Was in der anhaltenden Debatte um eine angemessene
Geld- und Fiskalpolitik in einer schwer angeschlagenen Wirtschaft auffällt,
ist, dass die Argumentation der Vertreter eines harschen Sparkurses zumeist mit
den treffenden Voraussagen der Gegner der Austeritätspolitik nichts zu tun hat.
Das heisst m.a.W., dass die Kritik sich zumeist auf
Scheinargumente stützt. Der Bedarf für eine Aufklärung ist daher akut. Es geht
im Grunde genommen nicht um die Aussagekraft der Wirtschaftsmodelle, wie gut
sie funktionieren, was sie taugen, sondern v.a. um die Auswirkungen der
angewandten Wirtschaftspolitik.
Vor diesem Hintergrund bietet Paul Krugman in seinem Blog in NYTimes vier Punkte, um die keynesianische
Sicht kurz zusammenzufassen:
(1) Weil es an Ausgaben mangelt, produzieren Volkswirtschaften manchmal viel weniger als sie in der Tat können. Und beschäftigen weniger Menschen als sie sollten. Solche Episoden können aus einer Vielzahl von Gründen vorkommen; die Frage ist, wie wir darauf reagieren.
(2) Es gibt normalerweise Kräfte, die die Wirtschaft
in Richtung Vollbeschäftigung schieben. Aber sie funktionieren langsam; wenn
man sich nicht einmischt, während die Wirtschaft schwer angeschlagen ist,
bedeutet es, eine unnötige Zeit des Leidens über sich ergehen zu lassen.

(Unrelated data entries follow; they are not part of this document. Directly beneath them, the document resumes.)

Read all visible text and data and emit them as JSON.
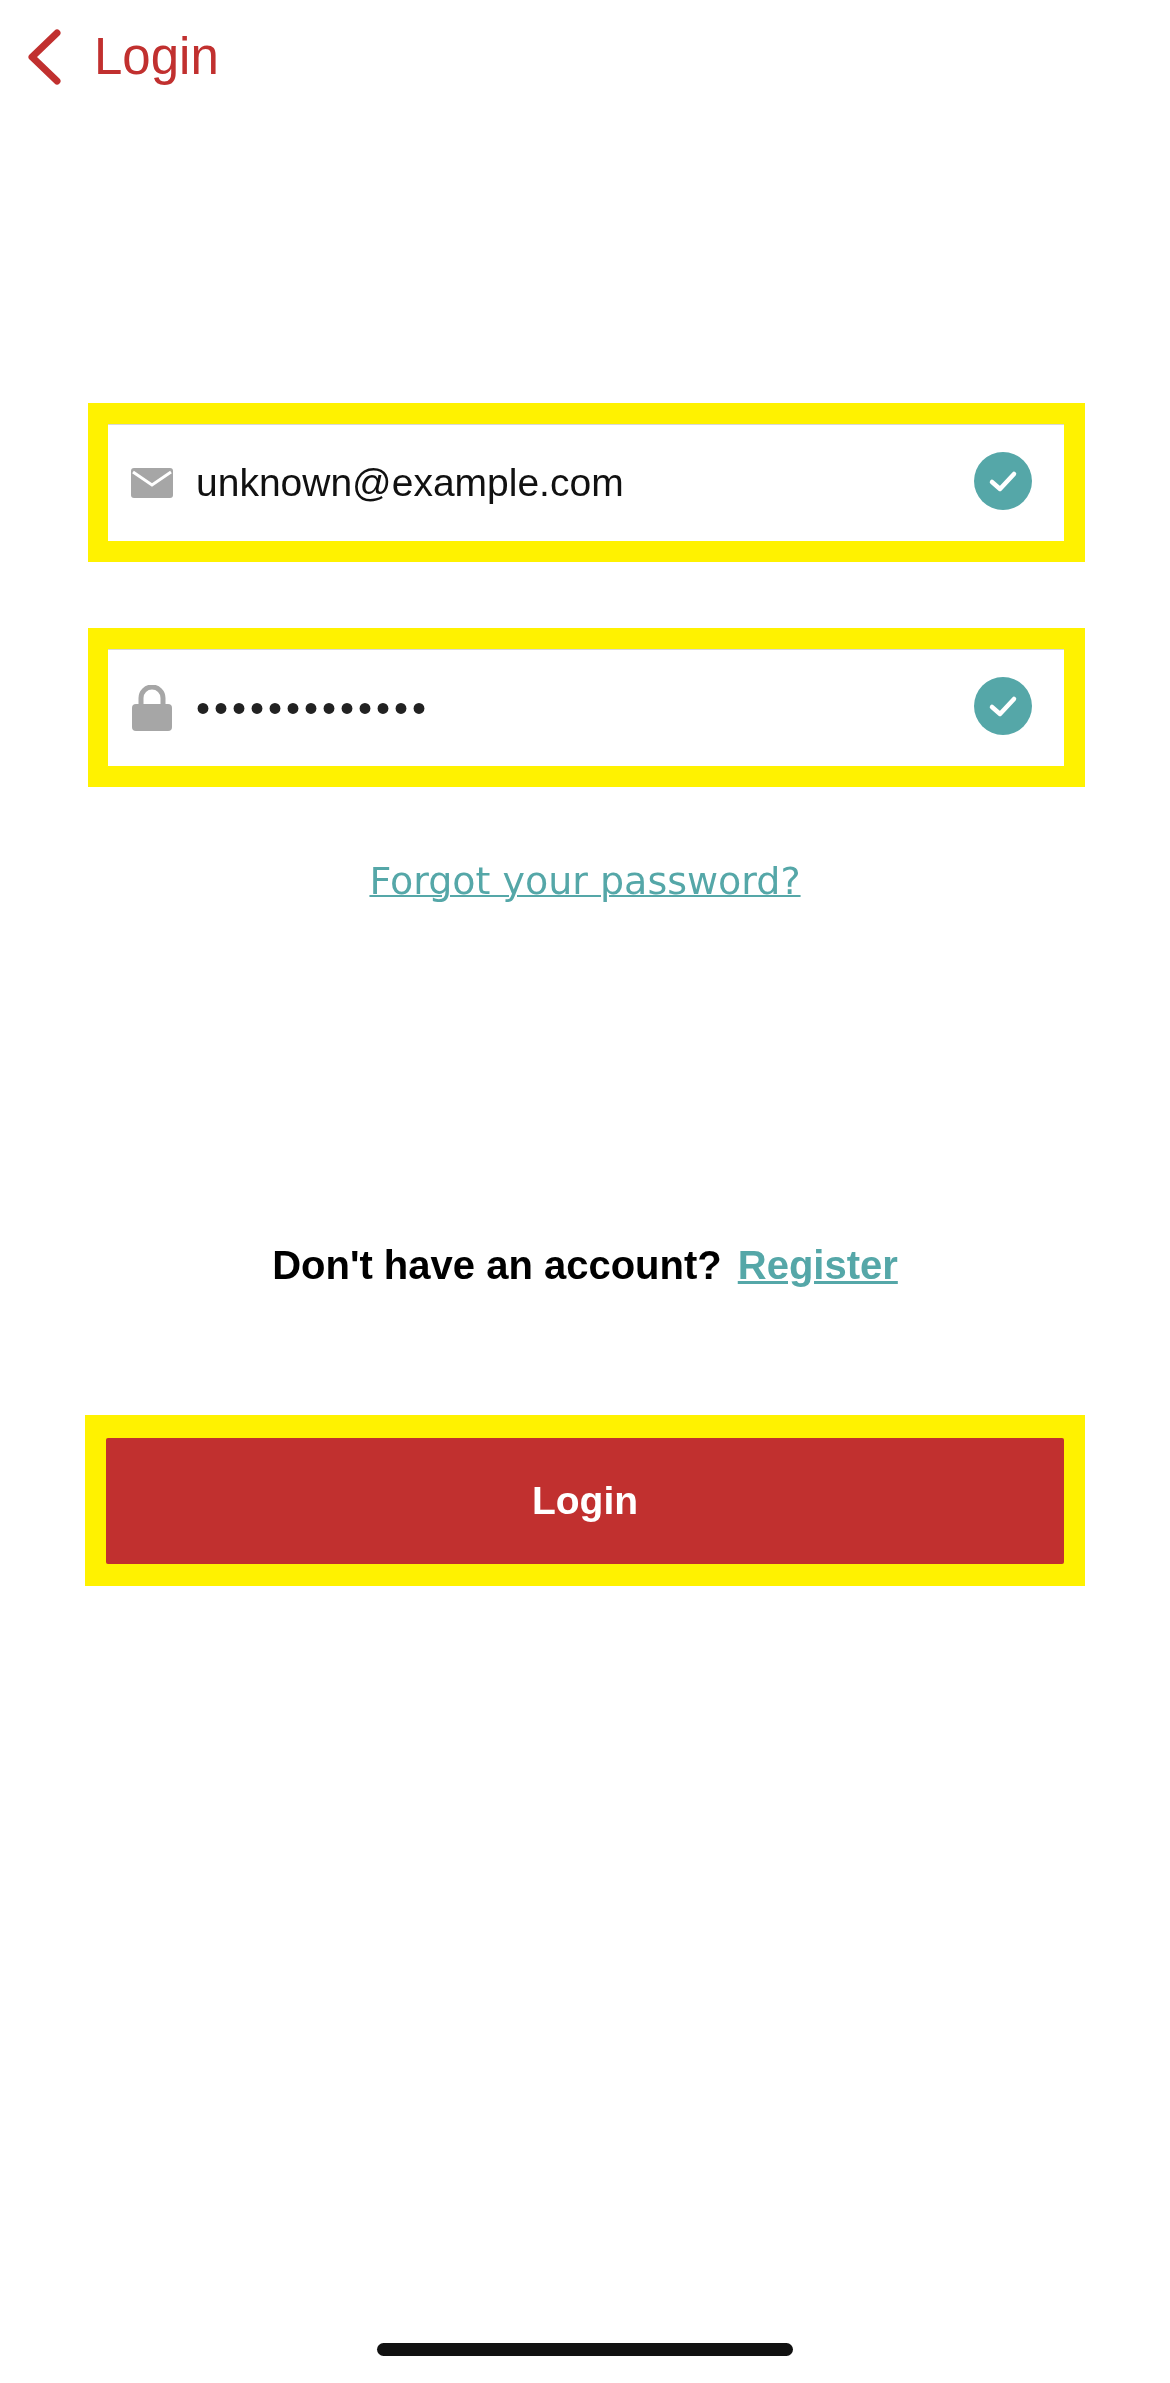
{
  "header": {
    "title": "Login"
  },
  "fields": [
    {
      "kind": "email",
      "value": "unknown@example.com",
      "valid": true,
      "highlighted": true
    },
    {
      "kind": "password",
      "value": "•••••••••••••",
      "valid": true,
      "highlighted": true
    }
  ],
  "forgot_link": "Forgot your password?",
  "register_prompt": {
    "text": "Don't have an account?",
    "link": "Register"
  },
  "login_button": {
    "label": "Login",
    "highlighted": true
  }
}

(3) Es ist oft möglich, diese Zeit der Schmerzen und
des Leids drastisch zu kürzen und die menschlichen und finanziellen Verluste
durch “Geld drucken” (“printing money”)
und den Einsatz der Macht der Zentralbank zur Geldschaffung zu reduzieren, um
die Zinsen nach unten zu drucken.
(4) Manchmal verliert die Geldpolitik aber an
Wirksamkeit, insbesondere, wenn die nominalen Zinsen nahe null liegen. In
diesem Fall kann ein vorübergehendes Deficit Financing einen vorteilhaften
Schub auslösen. Und umgekehrt verursacht Austerität (fiscal austerity) in einer schwer angeschlagenen Wirtschaft hohe
ökonomische Verluste.
Die Schlussfolgerung für die Welt, in der wir seit
2008 leben ist, aggressive monetäre Expansion sowie ein Konjunkturprogramm (fiscal stimulus), solange die
Nullzins-Grenze (zero lower bound)
die Geldpolitik einschränkt.
Doch stellen die Kritiker falsche Behauptungen auf,
was Keynesianer angeblich denken:
Scheinargument 1: Jede wirtschaftliche Erholung,
unabhängig davon, wie träge und wie verzögert, zeigt, dass Keynesianismus
falsch liegt. Antwort: siehe oben (2).
Scheinargument 2: Keynesianer glauben, dass das
Drucken von Geld alle Probleme löst. Antwort: siehe oben (3); Geld drucken kann
ein spezifisches Problem lösen, wenn die Wirtschaft unter ihrer Kapazität
arbeitet. Niemand sagt, dass dadurch eine höhere Produktivität hergezaubert
werden kann oder eine Erkältung geheilt werden kann.
Scheinargument 3: Keynesianer bevorzugen immer deficit spending, unter allen
Bedingungen: Antwort: siehe oben (4). Der Fall für Konjunkturpakete ist ziemlich
restriktiv, das heisst, dass es lediglich unter der Voraussetzung, dass die
Wirtschaft schwer angeschlagenen (depressiv) ist und die Möglichkeiten der
Geldpolitik eingeschränkt ist, zum Zuge kommt.
Ergänzend meldet sich auch Mark Thoma in seinem Blog zu Wort: Keynesianer favorisieren nicht
einen grossen Staat (large government);
sie glauben, dass das Defizit verwendet werden kann, die Wirtschaft in einer
schweren Rezession anzukurbeln, wenn die Geldpolitik allein nicht im Stande
ist, Stimulus anzubieten. Ferner sind die Keynesianer dafür, dass die Defizite
in konjunkturell guten Zeiten abgebaut werden.